Wednesday, October 12, 2011

Anti-intellectualism: it's back!

Remember 2008, when conservatives mocked Obama for being an "arugula-eating pointy-headed professor type"? With all of the hooting and hollering about Obama's alleged "intellectual elite" status, I had thought that 2008 might have been a high-water mark for anti-intellectualism, which Richard Hofstadter defined as "a resentment and suspicion of the life of the mind and of those who are considered to represent it."
Of course, there was nothing unprecedented about this hostility--America has a long tradition of anti-intellectualism. Thomas Jefferson, one of the less boring founding fathers, was derided during the campaign of 1800 for his "shewy talents" and his dangerously French "theoretic learning." 

So perhaps it shouldn't be surprising that in 2011, with the Republican primaries in full swing, anti-intellectualism is back, baby!

Let's start with a look at Herman Cain's campaign. Despite being a raving anti-Muslim lunatic (at least by Canadian standards), Cain is actually doing very well in the Republican primaries at the moment. Kent Short, who appears in the following testimonial for Cain, is a hard-core Herman fan. And Kent may also have some anti-intellectual tendencies, as it turns out:



Kent is a butcher, who, as the video points out, "turns steers into steaks." He isn't the kind of guy who's going to believe in the bullshit that they churn out at Columbia and Harvard, where they're busy readin' newspapers (?) and term papers. Thankfully, Herman Cain isn't a term-paper-reading kind of dude. He knows how to run a business--in fact, as the former CEO of Godfather's Pizza, he might well know how to turn pigs into pepperoni. In the anti-intellectual view of things, this is exactly the kind of knowledge that's required to run the business of government.
 

Exhibit B is Scott Brown's campaign against Elizabeth Warren in the senate race in Massachusetts. Brown is a real-estate lawyer who was a former winner of an America's Sexiest Man contest. Warren, by contrast, is a Harvard Professor. As you might have guessed, this combo means that it's time for an anti-intellectualism RED ALERT!

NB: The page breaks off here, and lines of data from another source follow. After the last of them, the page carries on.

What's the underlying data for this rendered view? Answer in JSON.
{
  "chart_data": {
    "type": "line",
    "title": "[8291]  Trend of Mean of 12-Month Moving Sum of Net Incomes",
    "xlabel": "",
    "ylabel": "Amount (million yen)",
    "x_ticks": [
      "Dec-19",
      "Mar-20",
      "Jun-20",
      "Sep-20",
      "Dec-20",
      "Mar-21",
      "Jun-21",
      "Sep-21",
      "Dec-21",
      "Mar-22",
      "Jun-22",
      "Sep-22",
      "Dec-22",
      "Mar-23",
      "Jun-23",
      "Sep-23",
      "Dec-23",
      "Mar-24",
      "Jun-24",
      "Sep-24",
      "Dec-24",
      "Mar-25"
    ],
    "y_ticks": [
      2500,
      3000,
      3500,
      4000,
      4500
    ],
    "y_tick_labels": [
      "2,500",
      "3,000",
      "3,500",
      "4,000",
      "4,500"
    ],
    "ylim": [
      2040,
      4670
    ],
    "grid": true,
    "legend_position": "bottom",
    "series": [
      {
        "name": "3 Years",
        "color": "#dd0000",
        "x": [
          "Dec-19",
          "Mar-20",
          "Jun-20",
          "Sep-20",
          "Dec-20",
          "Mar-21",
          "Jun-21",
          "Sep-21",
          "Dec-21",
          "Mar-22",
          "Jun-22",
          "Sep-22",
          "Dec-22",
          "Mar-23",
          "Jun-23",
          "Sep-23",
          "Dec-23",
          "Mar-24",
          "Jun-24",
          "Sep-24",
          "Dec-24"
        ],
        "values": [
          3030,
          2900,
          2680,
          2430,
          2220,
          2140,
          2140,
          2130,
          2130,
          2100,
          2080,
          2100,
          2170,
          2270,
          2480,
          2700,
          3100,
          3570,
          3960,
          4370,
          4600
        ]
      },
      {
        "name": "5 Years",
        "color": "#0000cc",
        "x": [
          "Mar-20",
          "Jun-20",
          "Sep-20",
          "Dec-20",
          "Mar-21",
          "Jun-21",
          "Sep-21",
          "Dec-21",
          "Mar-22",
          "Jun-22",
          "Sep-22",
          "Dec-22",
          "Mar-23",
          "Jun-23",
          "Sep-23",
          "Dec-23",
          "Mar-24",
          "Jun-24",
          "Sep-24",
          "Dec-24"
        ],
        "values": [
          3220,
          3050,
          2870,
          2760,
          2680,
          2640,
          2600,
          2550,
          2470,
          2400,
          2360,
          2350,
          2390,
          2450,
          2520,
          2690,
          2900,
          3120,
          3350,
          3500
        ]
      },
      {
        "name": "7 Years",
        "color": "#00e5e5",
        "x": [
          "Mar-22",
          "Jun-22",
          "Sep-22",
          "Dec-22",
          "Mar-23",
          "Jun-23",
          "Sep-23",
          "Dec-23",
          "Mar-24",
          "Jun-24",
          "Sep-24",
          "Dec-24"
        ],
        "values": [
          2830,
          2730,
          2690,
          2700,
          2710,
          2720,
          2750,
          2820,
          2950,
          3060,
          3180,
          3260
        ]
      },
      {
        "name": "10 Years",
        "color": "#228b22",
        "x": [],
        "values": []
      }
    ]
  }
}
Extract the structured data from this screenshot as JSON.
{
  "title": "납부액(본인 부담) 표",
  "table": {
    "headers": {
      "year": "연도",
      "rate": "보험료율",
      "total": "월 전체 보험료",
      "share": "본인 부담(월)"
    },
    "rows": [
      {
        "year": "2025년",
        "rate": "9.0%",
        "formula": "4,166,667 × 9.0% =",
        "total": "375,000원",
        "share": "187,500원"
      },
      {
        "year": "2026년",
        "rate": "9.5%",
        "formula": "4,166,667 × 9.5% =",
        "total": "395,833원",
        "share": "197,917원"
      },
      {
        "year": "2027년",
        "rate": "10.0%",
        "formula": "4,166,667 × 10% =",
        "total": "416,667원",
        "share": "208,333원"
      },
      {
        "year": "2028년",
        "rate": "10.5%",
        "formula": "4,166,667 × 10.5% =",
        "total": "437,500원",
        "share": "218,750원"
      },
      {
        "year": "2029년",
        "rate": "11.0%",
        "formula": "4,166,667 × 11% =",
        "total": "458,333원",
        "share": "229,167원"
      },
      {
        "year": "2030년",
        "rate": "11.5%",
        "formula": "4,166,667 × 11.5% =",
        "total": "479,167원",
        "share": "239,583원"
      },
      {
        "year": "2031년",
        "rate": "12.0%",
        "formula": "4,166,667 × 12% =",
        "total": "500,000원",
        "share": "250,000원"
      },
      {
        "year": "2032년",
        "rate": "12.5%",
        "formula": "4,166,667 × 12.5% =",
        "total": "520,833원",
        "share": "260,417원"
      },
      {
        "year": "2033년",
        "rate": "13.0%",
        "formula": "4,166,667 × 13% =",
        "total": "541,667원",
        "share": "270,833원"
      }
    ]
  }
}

Elizabeth Warren has done three things in her life: taught school (strike one!), done research (oh dear!) and "thrown rocks at people I thought were in the wrong" (cue ominous drums and shaky camera). The phrase "Harvard Professor Elizabeth Warren" are on screen for a solid ten seconds. Clearly, Sexy Scott is a real man of the people, whereas Elizabeth is a resentful, bitchy, brainy elitist who doesn't know anything about the real world, wants to take away your precious freedoms, and is even going to throw metaphorical rocks at you.

Will we see more anti-intellectualism as Campaign 2012 shapes up? Despite his tendency to take protean policy positions, if Mitt Romney is nominated, he is going to have a hard time explaining away his Harvard MBA. If Rick Perry or Herman Cain are nominated, though, I suspect that anti-intellectualism's best days may yet be ahead of it.

Do you have some interesting examples of anti-intellectualism from Campaign 2011/2012? Post them in the comments.







1 comment:

Anonymous said...

Is this a joke? Because no where did you define anti intellectualism outside of the inherent examples in an ad hominem suggestive manner.